After considering the (i) relevant factors for the purpose of assessment of her best interests, (ii) the views of the parents and (iii) the guardians' position, Justice Hedley held:

"Subject to two observations that I wish to make at the end of this judgment, I do not believe that any further aggressive treatment, even if necessary to prolong life, is in her best interests. I know that that may mean that she may die earlier than otherwise she might have done but in my judgment, the moment of her death will only be slightly advanced.

I have asked myself: what can now be done to benefit Charolotte? I can only offer three answers: first, that she can be given as much comfort and as little pain as possible; secondly, that she can be given as much time as possible to spend physically in the presence of and in contact with her parents; thirdly, that she can meet her end whenever that may be in what Mr. Wyatt called the TLC of those who live her most. Although I believe and find that further invasive and aggressive treatment would be intolerable to Charolotte, I prefer to determine her best interests on the basis of finding what is the best that can be done for her.....

I propose to grant relief broadly along the lines contended for by the Hospital and Guardian, although I said that I would put over any argument about the exact wording until I had given judgment. It is not necessary for me to consider injunctive relief or any positive declaratory relief in the light of the conclusions to which I have come on best interests. I say no more than that the former (at least in mandatory terms) is currently precluded by the Court of Appeal decision in Re J (a Minor)(Child Care: Medical Treatment): 1993 Fam 15, whilst the latter raises very considerable practical difficulties.

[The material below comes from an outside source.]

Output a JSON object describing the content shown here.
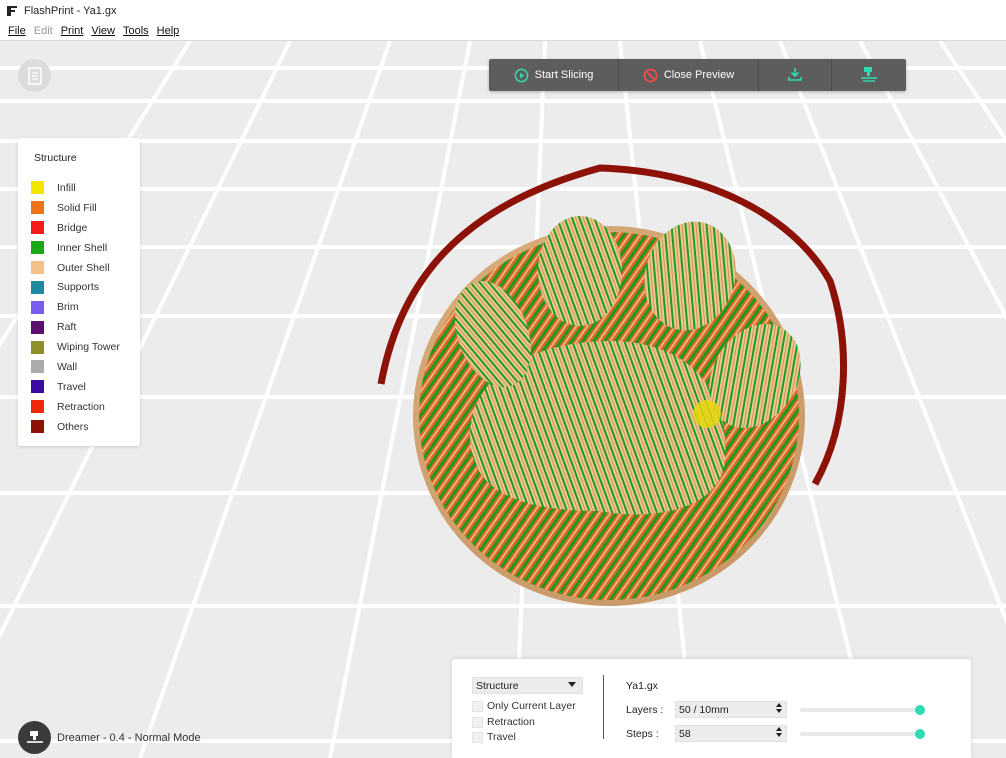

I said that I had two further observations to make. First this relief is only permissive, it does not relieve them of the right or responsibility for advising or giving the treatment that they and the parents think right in the light of the circumstances as they develop. All it does is to authorize them, in the event of disagreement between the parents and themselves, not to send the child for artificial ventilation or similar aggressive treatment. Secondly, I would like to ask the treating doctors (without in anyway suggesting an answer to them) to give further consideration to an elective tracheotomy on the basis of its possible contribution to Charolotte's palliative care as described by Dr. G."